In the years since, Putin has “Chechenized” the Russian forces in the sense of importing Chechen practices and even some units. Most recently, Putin established the Russian National Guard (Rosgvardyia) — more than 300,000 troops that report directly to him without an intervening civilian minister. There is an obvious “private army” element to this, but there is also a normalization of irregular formations from conflict regions, units that would probably be unwelcome in the Russian Armed Forces. A brigade of the Chechen National Guard (a component of the Russian National Guard) recently mauled in Ukraine was simply a Kadyrovite organization with new badges.
Moreover, Putin’s predilection for tangled lines of authority to his miscellany of forces ensures nonunity of command below him. Different components often work at cross-purposes and subordinate leaders must seek Putin’s adjudication of their disputes. This is seemingly an organizing “principle,” not a recognized problem. There is no real Russian counterinsurgency doctrine, just a succession of Putin decisions.

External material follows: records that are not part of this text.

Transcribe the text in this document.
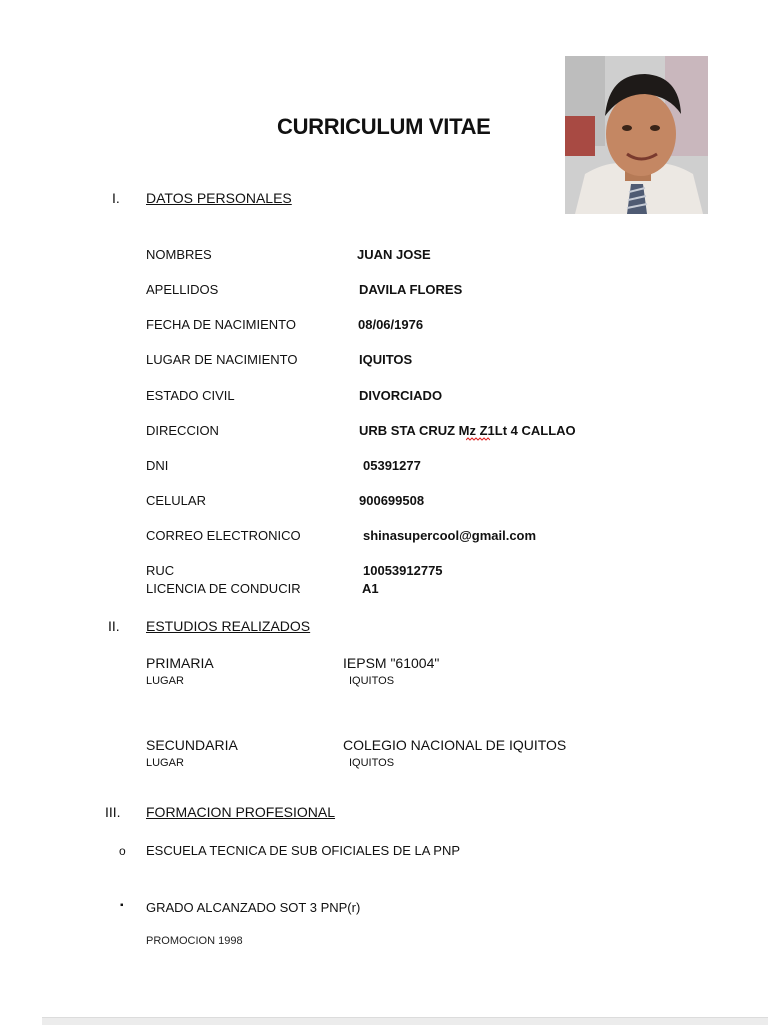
CURRICULUM VITAE
I. DATOS PERSONALES
NOMBRES	JUAN JOSE
APELLIDOS	DAVILA FLORES
FECHA DE NACIMIENTO	08/06/1976
LUGAR DE NACIMIENTO	IQUITOS
ESTADO CIVIL	DIVORCIADO
DIRECCION	URB STA CRUZ Mz Z1Lt 4 CALLAO
DNI	05391277
CELULAR	900699508
CORREO ELECTRONICO	shinasupercool@gmail.com
RUC	10053912775
LICENCIA DE CONDUCIR	A1
II. ESTUDIOS REALIZADOS
PRIMARIA	IEPSM "61004"
LUGAR	IQUITOS
SECUNDARIA	COLEGIO NACIONAL DE IQUITOS
LUGAR	IQUITOS
III. FORMACION PROFESIONAL
o ESCUELA TECNICA DE SUB OFICIALES DE LA PNP
▪ GRADO ALCANZADO SOT 3 PNP(r)
PROMOCION 1998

There is no real Russian counterinsurgency doctrine, just a succession of Putin decisions.
Putin then outsources the mobilization of those willing to serve a Russian-installed or -friendly regime to a local partner. This person isn’t necessarily preselected. It could be a local leader exploiting religion, clan, tribe, language group, or mafia (if they can work at scale). In practice, this partner has a lot of discretion; Kadyrov has been enforcing sharia law over Russian law with apparently no protests from Moscow. Ultimately, the only test is can they produce the number of allies needed and execute the practices required to win the final phase if Russian firepower can set the initial conditions.
It’s a cynical practice. But when it works it produces a Ramzan Kadyrov in Chechnya, sustains a Bashar al-Assad in Syria, or installs the minor leaguers heading the newly proclaimed Donetsk People’s Republic and Luhansk People’s Republic and the nearly forgotten Republics of Abkhazia and South Ossetia.
Analysts have already questioned whether Russia has enough troops to hold Ukraine even if they win the main force war. Indeed, if the 190,000 originally organized and equipped for the mechanized invasion — now depleted and battered — were spread over a reduced Ukrainian population of 40 million this would give about 4.8 soldiers per 1,000 inhabitants. That ratio is hardly larger than the Russian police presence in Moscow. There are not enough Russians to rule Ukraine by simply sitting on their own bayonets even in the areas the Russians are already present. They would need Ukrainians, indeed many Ukrainians, to help.
If this war never reaches the drawn-out counterinsurgency phase, all this may be moot. But even if Putin retains the south and eastern regions Russia now occupies, it still may well be he has wholly overestimated the number of potential Ukrainian collaborators or the availability of figures who can bring them forth. Putin himself is not that figure. If he can’t find collaborators, Putin’s chances of achieving even reduced ambitions in Ukraine may be dim indeed.
James T. Quinlivan is an adjunct operations analyst at the nonprofit, nonpartisan RAND Corporation.